City and county officials alluded to a future economic boom at a Wednesday groundbreaking ceremony for the Saratoga Springs Pipeline Project funded by the Utah Water Conservancy District, but when pressed, would laugh and sashay around who or what companies were arriving.
"I'd have to kill you if I told you," joked Utah County Commissioner Gary Anderson. "We've got everything from solar powered manufacturers to movie studios to heavy manufacturing that are all looking at this area and they are big companies that you would know. They are Fortune 500 companies and they are looking out here. The only thing that is stopping them is water."
That's about to change with the new $325 million Central Utah Water Conservancy District Water Development Project or "CWP" that began construction mid-March. The project has been in the development stage for the last six years.
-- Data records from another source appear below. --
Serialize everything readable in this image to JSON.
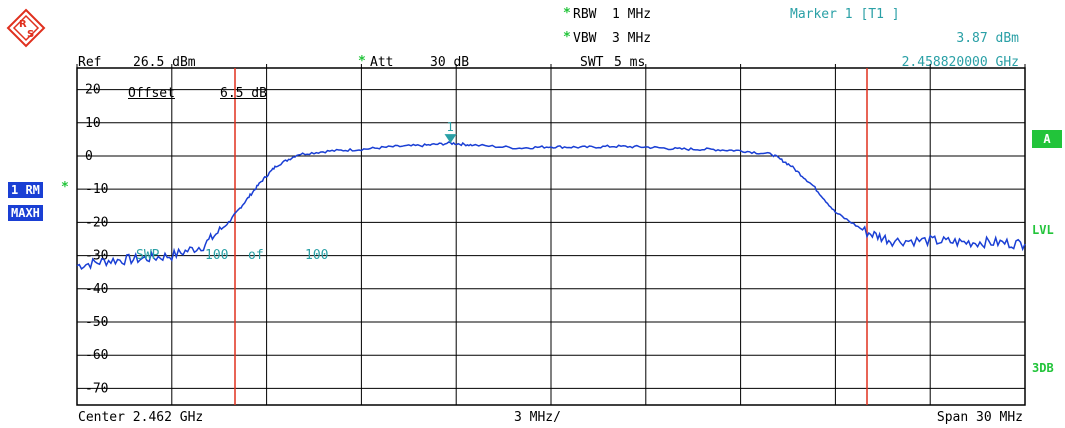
{
  "header": {
    "rbw_label": "RBW",
    "rbw_value": "1 MHz",
    "vbw_label": "VBW",
    "vbw_value": "3 MHz",
    "swt_label": "SWT",
    "swt_value": "5 ms",
    "ref_label": "Ref",
    "ref_value": "26.5 dBm",
    "att_label": "Att",
    "att_value": "30 dB",
    "marker_title": "Marker 1 [T1 ]",
    "marker_level": "3.87 dBm",
    "marker_freq": "2.458820000 GHz",
    "changed_star": "*"
  },
  "overlay": {
    "offset_label": "Offset",
    "offset_value": "6.5 dB",
    "sweep_label": "SWP",
    "sweep_done": "100",
    "sweep_of": "of",
    "sweep_total": "100",
    "marker_number": "1"
  },
  "trace_info": {
    "trace_label": "1 RM",
    "detector": "MAXH",
    "changed_star": "*"
  },
  "right_labels": {
    "trace_a": "A",
    "lvl": "LVL",
    "db3": "3DB"
  },
  "footer": {
    "center": "Center 2.462 GHz",
    "per_div": "3 MHz/",
    "span": "Span 30 MHz"
  },
  "colors": {
    "trace": "#1a3fd4",
    "display_line": "#e0301e",
    "marker": "#2aa0a6",
    "status_green": "#22c43a",
    "grid": "#000000"
  },
  "chart_data": {
    "type": "line",
    "x_center_ghz": 2.462,
    "span_mhz": 30,
    "xlim_mhz": [
      2447,
      2477
    ],
    "ylim_db": [
      -75,
      26.5
    ],
    "y_ticks": [
      "20",
      "10",
      "0",
      "-10",
      "-20",
      "-30",
      "-40",
      "-50",
      "-60",
      "-70"
    ],
    "y_tick_values": [
      20,
      10,
      0,
      -10,
      -20,
      -30,
      -40,
      -50,
      -60,
      -70
    ],
    "vertical_lines_mhz": [
      2452,
      2472
    ],
    "marker": {
      "x_mhz": 2458.82,
      "y_dbm": 3.87
    },
    "series": [
      {
        "x_mhz": [
          2447,
          2448,
          2449,
          2450,
          2451,
          2451.8,
          2452.3,
          2452.8,
          2453.3,
          2454,
          2455,
          2456,
          2457,
          2458,
          2458.82,
          2459.5,
          2461,
          2462,
          2463,
          2464,
          2465,
          2466,
          2467,
          2468,
          2469,
          2469.6,
          2470.3,
          2471,
          2472,
          2472.8,
          2474,
          2475,
          2476,
          2477
        ],
        "y_dbm": [
          -33,
          -31.5,
          -31,
          -30,
          -27,
          -20,
          -14,
          -8,
          -3,
          0.5,
          1.5,
          2,
          2.8,
          3.2,
          3.87,
          3.3,
          2.4,
          2.8,
          2.6,
          2.9,
          2.7,
          2.1,
          2,
          1.6,
          0.5,
          -3,
          -9,
          -17,
          -23,
          -25.5,
          -25.5,
          -26,
          -26,
          -26.5
        ]
      }
    ]
  }
}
The west segment of the project, called the Saratoga Springs Pipeline, will be completed in 2012. The 60-inch diameter pipeline will run parallel west of Redwood Road from 2100 North in Lehi and travel to Pony Express Boulevard in Saratoga Springs where a pump station will send water toward Cedar Valley.
A large reservoir, the North Shore Terminal Reservoir in Saratoga Springs, is also part of the Saratoga Pipeline project.
"This is an important pipeline project that will help serve the future water needs of Saratoga Springs, Eagle Mountain, the Jordan Valley Water Conservancy District and Lehi City," said David Pitcher, chief engineer for the Central Utah Water Conservancy District.
The entire CWP, bringing water into other areas, will be completed in July 2014, enabling the district to begin delivering its water. The CWP North Shore Aqueduct, including the Saratoga Pipeline, will provide approximately 53,000 acre-feet of drinking water to communities located in northern Utah and southern Salt Lake counties.
CUWCD purchased groundwater rights from Geneva Steel and funded the district project which will be entirely paid back to the district with user fees.
Saratoga Springs has begun installing infrastructure for what its leaders are calling their town center, and developers have already been in contact with businesses to anchor the planned development, according to Saratoga Springs Mayor Pro Tempore Bud Poduska. Again, the names of those businesses were withheld.
"We are not at liberty to say yet," Poduska said and chuckled. "Give us a year for the design and to have the dirt moved and we will know by then."